Bargain hunters interested in staying on Walt Disney World property have never found the resort’s hotel rooms on Priceline.com, but that is about to change. After years of avoiding the website, with its claims of “No one does deals like we do,” Disney has announced that Walt Disney World hotel rooms will become part of Priceline’s inventory next month.
Disney rooms will only be available through the site’s conventional booking engine, however.
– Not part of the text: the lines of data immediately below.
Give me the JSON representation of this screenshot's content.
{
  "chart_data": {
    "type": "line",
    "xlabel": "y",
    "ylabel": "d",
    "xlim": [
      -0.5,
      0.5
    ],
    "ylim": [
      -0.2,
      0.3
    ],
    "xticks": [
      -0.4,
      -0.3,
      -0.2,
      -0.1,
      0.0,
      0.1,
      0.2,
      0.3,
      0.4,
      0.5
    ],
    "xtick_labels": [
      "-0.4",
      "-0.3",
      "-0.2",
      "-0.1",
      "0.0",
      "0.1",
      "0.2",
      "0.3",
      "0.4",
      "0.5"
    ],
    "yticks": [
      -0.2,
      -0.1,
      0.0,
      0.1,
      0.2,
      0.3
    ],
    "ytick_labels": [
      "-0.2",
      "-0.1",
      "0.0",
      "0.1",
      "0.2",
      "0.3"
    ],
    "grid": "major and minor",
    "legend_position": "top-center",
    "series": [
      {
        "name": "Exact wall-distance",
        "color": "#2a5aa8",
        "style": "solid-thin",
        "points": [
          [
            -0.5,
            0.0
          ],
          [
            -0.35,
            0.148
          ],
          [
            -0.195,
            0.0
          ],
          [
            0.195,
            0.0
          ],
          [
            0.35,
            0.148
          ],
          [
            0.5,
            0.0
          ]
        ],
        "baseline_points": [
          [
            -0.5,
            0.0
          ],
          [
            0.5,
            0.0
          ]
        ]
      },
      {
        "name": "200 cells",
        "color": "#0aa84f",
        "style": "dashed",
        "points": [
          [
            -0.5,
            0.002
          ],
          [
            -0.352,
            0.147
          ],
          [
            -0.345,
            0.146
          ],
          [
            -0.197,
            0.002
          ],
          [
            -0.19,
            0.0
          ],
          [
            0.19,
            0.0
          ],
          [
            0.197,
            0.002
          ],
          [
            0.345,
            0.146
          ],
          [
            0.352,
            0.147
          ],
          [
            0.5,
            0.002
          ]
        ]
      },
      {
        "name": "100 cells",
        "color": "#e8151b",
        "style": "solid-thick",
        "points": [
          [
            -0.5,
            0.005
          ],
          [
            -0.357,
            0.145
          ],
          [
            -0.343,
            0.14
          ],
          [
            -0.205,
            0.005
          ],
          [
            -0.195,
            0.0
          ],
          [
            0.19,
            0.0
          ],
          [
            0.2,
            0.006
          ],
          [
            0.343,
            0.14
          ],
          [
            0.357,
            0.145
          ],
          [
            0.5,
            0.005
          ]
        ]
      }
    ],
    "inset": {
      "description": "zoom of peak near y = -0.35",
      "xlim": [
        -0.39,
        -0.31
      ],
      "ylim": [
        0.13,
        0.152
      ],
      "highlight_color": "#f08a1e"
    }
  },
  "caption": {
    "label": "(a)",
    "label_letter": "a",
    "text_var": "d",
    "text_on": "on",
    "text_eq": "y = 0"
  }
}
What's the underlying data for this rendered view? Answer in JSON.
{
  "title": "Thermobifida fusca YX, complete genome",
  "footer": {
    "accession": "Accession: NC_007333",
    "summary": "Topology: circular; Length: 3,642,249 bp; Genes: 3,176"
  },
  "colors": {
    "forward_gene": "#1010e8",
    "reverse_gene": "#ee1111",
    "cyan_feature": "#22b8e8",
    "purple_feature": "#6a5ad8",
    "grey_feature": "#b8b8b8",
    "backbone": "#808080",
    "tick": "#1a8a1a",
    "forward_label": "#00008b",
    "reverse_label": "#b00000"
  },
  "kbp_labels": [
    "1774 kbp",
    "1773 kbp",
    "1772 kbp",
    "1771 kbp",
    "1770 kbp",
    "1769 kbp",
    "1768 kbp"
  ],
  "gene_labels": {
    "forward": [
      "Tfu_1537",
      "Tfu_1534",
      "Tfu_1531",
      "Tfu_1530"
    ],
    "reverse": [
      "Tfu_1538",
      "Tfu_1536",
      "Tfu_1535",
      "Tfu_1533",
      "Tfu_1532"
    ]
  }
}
Guests looking to use Priceline’s “Name Your Own Price,” will need to stay elsewhere. “We are not participating in Priceline.com’s ‘Name Your Own’ service,” said Disney spokesperson Andrea Finger, “and we have no plans to do so.”
The move represents a strategic shift in attitude by Disney, which has always refused to utilize Priceline for room sales, even while making inventory available on other online travel sites. Guests have been able to search for Disney rooms on Expedia and Travelocity, for instance, since 2002. (Disney isn’t completely new to Priceline, however. The company has been selling their theme park tickets through the website for four years.)
The concern for Disney seems to be about image; that listing hotel rooms on Priceline would the cheapen the company’s premium-brand reputation, which allows it to command higher rates than competitors with similar rooms. But in the current economy, it’s clear that Disney has to rethink their approach. Average occupancy in Disney hotels fell 8.8 percent from the same period last year, to 83 percent during the company’s fiscal third quarter, which ended July 3.
But the move isn’t just indicative of Disney’s struggle to fill rooms; it also reflects Priceline’s growing influence within the online travel industry. From 2008 to present, Priceline’s global travel bookings nearly doubled to $3.4 billion, far outpacing the growth of competitors Expedia and Orbitz, according to research firm PhoCusWright. And though Expedia still outperforms Priceline with its number of overall travel bookings, Priceline, together with its European subsidiary Booking.com and its Asian company Agoda.com, outsells Expedia in worldwide hotel nights.